“You
must be willing to wait without giving up. After you have done what God wants
you to do, God will give you what He promised you.” Hebrews 10:36
I had
one significant misunderstanding about track and field until late into my
teens; I thought that a runner had to jump the hurdles without touching even
one. Imagine my surprise to see runners actually kick a hurdle or two over, yet
continue in the race. I thought there must be some sort of penalty. But no, you
could kick every hurdle down as long as you went over them all. Of course, it
slowed your whole race down quite a bit, so it made sense to leap across
without touching them.
Sometimes
we can think the hurdles in life are enough reason to give up. Or perhaps we
imagine a life without hurdles for those who obey God the best. Most of the
people I’ve met who have done great things are also those who have endured the
most obstacles. So, the writer of Hebrews encourages us to wait out those tough
times without giving up.
I am
reading a biography of the lauded guitarist Doc Watson. Born blind and brought
up in the backwoods of the Appalachians during the long depression of the 30s,
one would think he had little chance of living a normal life. But, due to a
great talent for music, a father who encouraged him to try anything he set his
mind to, and a mindset that there was nothing that could stop him, he rose to
fame as a brilliant musician. One is touched, though, not by his fame, but by
his great heart and generosity.
His
peers tell story after story of his hospitality. Even when he stilled lived in
poverty, making do in a tiny two bedroom shack in the hill country; he and his
wife would welcome musicians to stay with them for weeks at a time. From their
meager gleanings, they always put out the best spread possible. The well-known
singer Maria Muldaur was one who the great guitarist hosted. A native of New
York City, she was amazed at the door Watson always had open, even in the
poorest of times.
That
heart of generosity was forged through years of trial. Though he was turned
down by one radio show after another because of his blindness, Watson never
allowed himself to become bitter. Instead, he kept playing, busking for nickels
in Boone, NC, playing at dancing and listening to every musician who came
through. His tenacity eventually led him to play with the fame duo Earl and
Scruggs early in their career.
Five
years ago I was diagnosed with New Daily Persistent Headache. I am never
without pain. I go to sleep with my head on fire and wake up not wanting to
lift my head off the pillow. Yet, I want to tell that pain that it will not
define my life. I will not turn back because I have a new hurdle in front of
me.
Yes, I
may have to take life much slower. I may not even make it out of the house on
the most painful days. But I will not stop. I still pastor a church. I hate the
idea that I am hindered, but pain is not the winner, Christ is. I may have to
lead the congregation Jesus has assigned in a new way. I may not be able to
attend every event in town, or may need to excuse myself early. But, I am still
in the race.
Someone
asked me recently how this pain has affected my faith. That is a very complex
question, and not easy to answer. But, if a constant headache without any
relief is enough to cause me to turn back, then what has my faith meant up
until now? Am I to tell God, “Listen, I’ve trusted You through financial
difficulties. I’ve fallen and messed up far too many times. I’ve seen great
success as a pastor and endured failure. But, sorry, Jesus, this headache is
the final straw. You were good up until now, but this headache seals the deal;
I’m out!”
How
silly would that be? After having walked with Him for over 40 years, sometimes
side by side, sometimes with Him carrying me, often with my feet dragging in
the dust, why would I allow a physical malady to change my faith? But, I would
be less than honest if I didn’t admit it has caused me real struggle.
Will
there be a time I can no longer work, no longer pastor a church? I do not know.

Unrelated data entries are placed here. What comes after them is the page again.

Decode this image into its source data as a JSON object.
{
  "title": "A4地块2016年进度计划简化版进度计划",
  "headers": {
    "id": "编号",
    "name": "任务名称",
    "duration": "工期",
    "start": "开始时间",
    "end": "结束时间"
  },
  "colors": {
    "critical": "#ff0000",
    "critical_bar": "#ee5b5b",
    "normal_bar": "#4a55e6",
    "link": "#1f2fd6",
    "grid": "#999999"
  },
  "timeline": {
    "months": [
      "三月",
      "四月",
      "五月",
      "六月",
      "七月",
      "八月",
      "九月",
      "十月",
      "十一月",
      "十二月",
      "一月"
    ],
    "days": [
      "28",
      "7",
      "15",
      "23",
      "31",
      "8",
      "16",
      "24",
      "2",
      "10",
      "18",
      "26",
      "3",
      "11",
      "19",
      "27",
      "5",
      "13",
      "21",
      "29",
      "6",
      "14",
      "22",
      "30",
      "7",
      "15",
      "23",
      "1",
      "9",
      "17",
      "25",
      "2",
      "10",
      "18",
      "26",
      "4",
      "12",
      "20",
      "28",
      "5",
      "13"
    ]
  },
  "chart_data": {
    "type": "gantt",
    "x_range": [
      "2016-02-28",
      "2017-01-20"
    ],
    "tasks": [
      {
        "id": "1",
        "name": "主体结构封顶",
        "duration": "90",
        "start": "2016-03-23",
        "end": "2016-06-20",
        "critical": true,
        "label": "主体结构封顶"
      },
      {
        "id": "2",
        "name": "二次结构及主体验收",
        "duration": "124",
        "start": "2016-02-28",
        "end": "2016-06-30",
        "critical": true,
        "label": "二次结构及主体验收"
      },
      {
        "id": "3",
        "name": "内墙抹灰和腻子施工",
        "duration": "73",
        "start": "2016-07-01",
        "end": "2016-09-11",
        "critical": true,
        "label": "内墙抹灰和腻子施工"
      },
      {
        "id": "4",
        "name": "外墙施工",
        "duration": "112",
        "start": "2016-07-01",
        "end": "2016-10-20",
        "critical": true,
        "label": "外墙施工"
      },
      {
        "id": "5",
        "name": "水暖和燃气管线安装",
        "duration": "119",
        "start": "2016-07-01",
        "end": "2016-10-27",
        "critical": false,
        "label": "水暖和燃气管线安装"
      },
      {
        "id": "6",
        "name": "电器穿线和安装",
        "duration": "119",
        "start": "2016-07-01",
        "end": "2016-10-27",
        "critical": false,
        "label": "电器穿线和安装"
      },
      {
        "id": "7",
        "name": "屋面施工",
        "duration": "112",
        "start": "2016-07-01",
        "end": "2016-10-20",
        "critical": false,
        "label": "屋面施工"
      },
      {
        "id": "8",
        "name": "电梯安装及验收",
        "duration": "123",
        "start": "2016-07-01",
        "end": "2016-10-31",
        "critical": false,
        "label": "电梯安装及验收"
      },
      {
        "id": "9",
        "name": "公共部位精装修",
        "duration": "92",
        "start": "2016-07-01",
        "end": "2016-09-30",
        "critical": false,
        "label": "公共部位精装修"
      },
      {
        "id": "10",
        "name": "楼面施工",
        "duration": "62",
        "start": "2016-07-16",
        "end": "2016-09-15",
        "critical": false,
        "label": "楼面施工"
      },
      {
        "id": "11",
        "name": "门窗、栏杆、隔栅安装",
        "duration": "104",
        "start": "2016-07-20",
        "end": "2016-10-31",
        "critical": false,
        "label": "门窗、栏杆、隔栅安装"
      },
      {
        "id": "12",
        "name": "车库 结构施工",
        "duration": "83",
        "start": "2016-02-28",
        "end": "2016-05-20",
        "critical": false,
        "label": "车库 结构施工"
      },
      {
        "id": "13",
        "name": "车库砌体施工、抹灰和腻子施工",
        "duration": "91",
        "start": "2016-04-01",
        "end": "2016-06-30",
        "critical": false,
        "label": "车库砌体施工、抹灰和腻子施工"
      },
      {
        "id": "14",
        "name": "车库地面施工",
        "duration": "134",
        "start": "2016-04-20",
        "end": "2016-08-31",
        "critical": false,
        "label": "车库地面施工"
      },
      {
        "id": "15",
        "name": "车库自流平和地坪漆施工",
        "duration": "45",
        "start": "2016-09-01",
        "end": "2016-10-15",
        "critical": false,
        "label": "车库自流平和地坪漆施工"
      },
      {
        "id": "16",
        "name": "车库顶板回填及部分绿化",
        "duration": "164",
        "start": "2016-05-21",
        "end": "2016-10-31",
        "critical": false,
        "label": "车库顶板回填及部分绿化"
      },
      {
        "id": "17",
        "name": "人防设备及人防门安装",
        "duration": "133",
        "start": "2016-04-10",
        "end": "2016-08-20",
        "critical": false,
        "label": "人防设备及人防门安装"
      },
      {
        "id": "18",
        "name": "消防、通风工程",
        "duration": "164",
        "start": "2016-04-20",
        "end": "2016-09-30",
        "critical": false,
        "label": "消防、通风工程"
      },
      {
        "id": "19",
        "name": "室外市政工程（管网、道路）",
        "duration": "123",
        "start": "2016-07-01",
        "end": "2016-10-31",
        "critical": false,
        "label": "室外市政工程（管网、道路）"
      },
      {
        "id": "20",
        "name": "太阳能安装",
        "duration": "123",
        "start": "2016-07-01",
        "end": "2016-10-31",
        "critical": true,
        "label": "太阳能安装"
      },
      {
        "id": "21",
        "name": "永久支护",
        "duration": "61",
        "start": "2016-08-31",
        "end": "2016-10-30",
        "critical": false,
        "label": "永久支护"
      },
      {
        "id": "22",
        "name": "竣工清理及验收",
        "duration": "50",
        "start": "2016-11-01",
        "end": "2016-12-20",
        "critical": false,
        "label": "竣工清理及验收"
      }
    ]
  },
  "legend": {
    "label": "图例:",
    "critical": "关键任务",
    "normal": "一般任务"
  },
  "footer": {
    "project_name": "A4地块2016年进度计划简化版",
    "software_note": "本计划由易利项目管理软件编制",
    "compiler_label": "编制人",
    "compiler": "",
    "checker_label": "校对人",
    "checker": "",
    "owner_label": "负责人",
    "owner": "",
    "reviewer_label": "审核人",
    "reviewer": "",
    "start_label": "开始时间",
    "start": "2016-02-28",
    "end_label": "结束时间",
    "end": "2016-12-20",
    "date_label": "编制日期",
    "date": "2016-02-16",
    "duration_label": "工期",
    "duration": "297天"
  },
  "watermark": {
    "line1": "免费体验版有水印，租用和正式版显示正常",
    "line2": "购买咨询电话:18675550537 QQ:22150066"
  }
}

What will happen, how will I provide for my family if that happens? I am not
sure. But we all face questions like that; perhaps not as the result of a
headache, but we do confront the “what ifs” of our own journey.
Keep
waiting, dear friend. Keep trusting. God only asks you to do what He wants. He
isn’t looking for heroes or for miracle working magicians. He is looking for
people who stay in the race, even when they have knocked every single hurdle
over. God wants people who will trust Him, holding out to the end. Even if you
are lapped more than once, and you finish late into the evening, Father God
still waits at the finish line, along with all those who have gone before. He
will welcome each one who, though the race became difficult and weary at times,
refused to quit, trusting the grace of Christ the same as they did at the beginning.